Difficile de parler de victoire tant le conflit s'est figé dans la haine. Hier matin, Monique et Jean-Claude Baudrit sont certes repartis soulagés du tribunal de grande instance de La Rochelle. Leur maison de Champagne n'a finalement pas été vendue aux enchères comme prévu. Vendredi dernier, la cour d'appel de Poitiers a annulé la procédure de saisie immobilière pour vice de forme. Ce qui a entraîné hier matin la radiation de leur dossier. Mais l'affaire qui les oppose à un voisin est loin d'être réglée. Car si la justice s'est prononcée sur une erreur technique dans la procédure, elle n'a en rien jugé le fond de l'histoire.

Depuis dix ans, les deux parties se déchirent pour un simple droit de passage sur un sentier. Un banal litige qui s'est transformé au fil des années en véritable guerre ouverte. Dix ans de procédures et de condamnations plus tard, la facture est lourde : l'artisan, qui a toujours obtenu gain de cause auprès des tribunaux, réclame près de 30 000 euros de dommages et intérêts. Au mois de juin dernier, la maison des Baudrit, dans l'incapacité de payer, est saisie. La vente aux enchères est repoussée à plusieurs reprises.

Un début de conciliation

Révélé dans nos colonnes en février dernier, le conflit de voisinage avait suscité de nombreuses réactions. Un comité de soutien s'était formé pour tenter d'éviter l'expulsion des deux retraités. Un blog avait été ouvert. Il y a une quinzaine de jours, le Droit au logement s'est saisi de l'affaire. Principal objectif : trouver une solution à l'amiable. Ce qui fut à deux doigts d'être fait. Pour la première fois en dix ans, les deux parties adverses se sont retrouvées autour de la table. C'était la semaine dernière en présence du maire. Un accord amiable a été signé, rappelle le DAL. Selon son représentant, l'artisan aurait même renoncé aux 30 000 euros de dommages et intérêts.

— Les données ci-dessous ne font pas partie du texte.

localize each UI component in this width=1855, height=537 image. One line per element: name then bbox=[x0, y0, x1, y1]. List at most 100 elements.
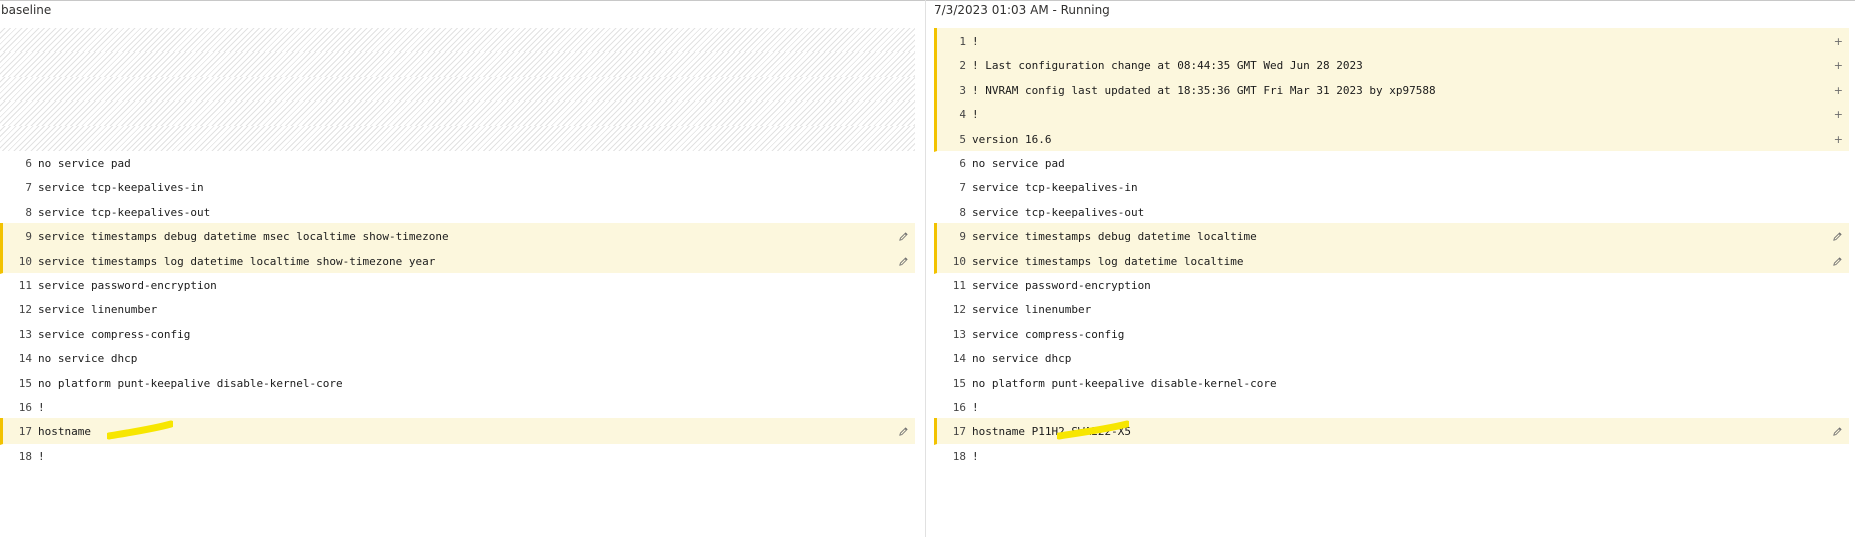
line-number: 14 bbox=[18, 352, 32, 366]
line-text: no service pad bbox=[972, 157, 1065, 170]
line-number: 4 bbox=[959, 108, 966, 122]
line-number: 17 bbox=[18, 425, 32, 439]
line-text: ! bbox=[972, 108, 979, 122]
diff-line[interactable]: 11 service password-encryption bbox=[0, 272, 915, 296]
diff-line[interactable]: 18! bbox=[0, 443, 915, 467]
diff-line[interactable]: 1! + bbox=[934, 28, 1849, 55]
line-number: 1 bbox=[959, 35, 966, 48]
line-text: ! NVRAM config last updated at 18:35:36 … bbox=[972, 83, 1436, 97]
diff-line[interactable]: 7 service tcp-keepalives-in bbox=[0, 174, 915, 198]
line-text: hostname bbox=[38, 425, 91, 439]
line-number: 14 bbox=[952, 352, 966, 366]
running-pane-title: 7/3/2023 01:03 AM - Running bbox=[934, 3, 1110, 17]
line-number: 16 bbox=[18, 401, 32, 414]
line-text: no service dhcp bbox=[38, 352, 138, 366]
line-number: 13 bbox=[952, 327, 966, 341]
diff-line[interactable]: 9 service timestamps debug datetime local… bbox=[934, 223, 1849, 250]
line-number: 15 bbox=[952, 376, 966, 390]
line-text: service password-encryption bbox=[972, 279, 1151, 292]
diff-line[interactable]: 4! + bbox=[934, 101, 1849, 128]
diff-line[interactable]: 16! bbox=[0, 394, 915, 418]
line-number: 11 bbox=[952, 279, 966, 292]
line-text: service timestamps log datetime localtim… bbox=[972, 254, 1244, 268]
diff-line[interactable]: 12 service linenumber bbox=[934, 296, 1849, 320]
diff-line[interactable]: 10 service timestamps log datetime localt… bbox=[934, 247, 1849, 274]
diff-line[interactable]: 6 no service pad bbox=[934, 150, 1849, 174]
line-number: 6 bbox=[25, 157, 32, 170]
line-text: service tcp-keepalives-out bbox=[38, 205, 211, 219]
line-text: version 16.6 bbox=[972, 132, 1052, 146]
line-text: service compress-config bbox=[972, 327, 1125, 341]
diff-line[interactable]: 13 service compress-config bbox=[0, 321, 915, 345]
add-line-icon[interactable]: + bbox=[1834, 126, 1843, 153]
line-text: no platform punt-keepalive disable-kerne… bbox=[972, 376, 1277, 390]
pencil-icon[interactable] bbox=[1832, 256, 1843, 267]
pencil-icon[interactable] bbox=[1832, 426, 1843, 437]
line-text: service tcp-keepalives-out bbox=[972, 205, 1145, 219]
line-number: 3 bbox=[959, 83, 966, 97]
line-number: 9 bbox=[25, 230, 32, 244]
diff-line[interactable]: 12 service linenumber bbox=[0, 296, 915, 320]
add-line-icon[interactable]: + bbox=[1834, 52, 1843, 79]
line-number: 6 bbox=[959, 157, 966, 170]
diff-line[interactable]: 8 service tcp-keepalives-out bbox=[0, 199, 915, 223]
redaction-mark bbox=[1057, 420, 1129, 440]
line-number: 2 bbox=[959, 59, 966, 73]
diff-line[interactable]: 10 service timestamps log datetime localt… bbox=[0, 247, 915, 274]
line-text: service tcp-keepalives-in bbox=[38, 181, 204, 195]
line-text: service linenumber bbox=[972, 303, 1092, 317]
diff-line[interactable]: 7 service tcp-keepalives-in bbox=[934, 174, 1849, 198]
line-number: 10 bbox=[952, 254, 966, 268]
diff-line[interactable]: 11 service password-encryption bbox=[934, 272, 1849, 296]
add-line-icon[interactable]: + bbox=[1834, 77, 1843, 104]
line-number: 18 bbox=[952, 449, 966, 463]
line-text: no service pad bbox=[38, 157, 131, 170]
line-number: 17 bbox=[952, 425, 966, 439]
pencil-icon[interactable] bbox=[898, 231, 909, 242]
diff-line[interactable]: 15 no platform punt-keepalive disable-ker… bbox=[0, 370, 915, 394]
diff-line[interactable]: 18! bbox=[934, 443, 1849, 467]
diff-line[interactable]: 14 no service dhcp bbox=[934, 345, 1849, 369]
line-text: service linenumber bbox=[38, 303, 158, 317]
diff-line[interactable]: 5 version 16.6 + bbox=[934, 125, 1849, 153]
line-number: 8 bbox=[959, 205, 966, 219]
placeholder-row bbox=[0, 28, 915, 55]
line-text: ! bbox=[38, 449, 45, 463]
diff-line[interactable]: 13 service compress-config bbox=[934, 321, 1849, 345]
line-number: 9 bbox=[959, 230, 966, 244]
line-text: ! Last configuration change at 08:44:35 … bbox=[972, 59, 1363, 73]
line-number: 12 bbox=[952, 303, 966, 317]
line-number: 5 bbox=[959, 132, 966, 146]
add-line-icon[interactable]: + bbox=[1834, 28, 1843, 55]
line-text: no platform punt-keepalive disable-kerne… bbox=[38, 376, 343, 390]
line-text: service compress-config bbox=[38, 327, 191, 341]
pencil-icon[interactable] bbox=[898, 426, 909, 437]
diff-line[interactable]: 2 ! Last configuration change at 08:44:35… bbox=[934, 52, 1849, 79]
line-text: ! bbox=[972, 35, 979, 48]
line-number: 13 bbox=[18, 327, 32, 341]
line-number: 15 bbox=[18, 376, 32, 390]
diff-line[interactable]: 14 no service dhcp bbox=[0, 345, 915, 369]
line-number: 10 bbox=[18, 254, 32, 268]
diff-line[interactable]: 3 ! NVRAM config last updated at 18:35:36… bbox=[934, 76, 1849, 104]
line-text: ! bbox=[972, 401, 979, 414]
line-text: service timestamps debug datetime msec l… bbox=[38, 230, 449, 244]
pane-divider[interactable] bbox=[925, 0, 926, 537]
baseline-pane-title: baseline bbox=[1, 3, 52, 17]
placeholder-row bbox=[0, 125, 915, 152]
line-number: 11 bbox=[18, 279, 32, 292]
pencil-icon[interactable] bbox=[898, 256, 909, 267]
diff-line[interactable]: 17 hostname bbox=[0, 418, 915, 445]
line-number: 8 bbox=[25, 205, 32, 219]
diff-line[interactable]: 16! bbox=[934, 394, 1849, 418]
line-text: ! bbox=[972, 449, 979, 463]
diff-line[interactable]: 15 no platform punt-keepalive disable-ker… bbox=[934, 370, 1849, 394]
placeholder-row bbox=[0, 76, 915, 104]
diff-line[interactable]: 6 no service pad bbox=[0, 150, 915, 174]
add-line-icon[interactable]: + bbox=[1834, 101, 1843, 128]
diff-line[interactable]: 17 hostname P11H2-SWA222-X5 bbox=[934, 418, 1849, 445]
diff-line[interactable]: 8 service tcp-keepalives-out bbox=[934, 199, 1849, 223]
diff-line[interactable]: 9 service timestamps debug datetime msec … bbox=[0, 223, 915, 250]
pencil-icon[interactable] bbox=[1832, 231, 1843, 242]
line-text: service tcp-keepalives-in bbox=[972, 181, 1138, 195]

Un sacré pas en avant. La fin de l'impasse ? Pas si sûr. Crispé sur ses positions, le couple Baudrit n'en démord pas. Depuis le début, il dénonce une erreur judiciaire. Car selon lui, c'est bien une erreur dans le cadastre qui serait à l'origine de toute cette désastreuse affaire. Le notaire se serait trompé dans la superficie des parcelles. Aucun voisin n'aurait donc un droit de passage sur leur chemin qui serait leur entière propriété. « On réclame la vérité et qu'on reprenne tout à zéro », confiait hier matin Monique Baudrit, à la sortie du tribunal. Une volte-face qui pourrait lasser. Hier matin, le DAL ne cachait pas son agacement. « On ne sortira de cette histoire que par le dialogue », assurait son représentant.

Que va-t-il se passer maintenant ? Le sort des deux parties va-t-il retomber dans les mains de la justice ? L'affaire empoisonne depuis plusieurs années Champagne, petite commune de 530 âmes. Ici, chacun a ses partisans. Les histoires de famille ressortent du placard. « C'est chaud. Il y a une ambiance délétère à cause des ragots, des amalgames et des intérêts de chacun », confirme un fin observateur de la vie du village.

Dans ce climat où la haine a parfois pris le dessus sur la raison, une question inquiète le représentant du DAL : comment toute cette histoire va finir ? Débuté pour un litige dérisoire, le conflit serait déjà allé bien assez loin selon lui. Il espère seulement un retour à la sagesse.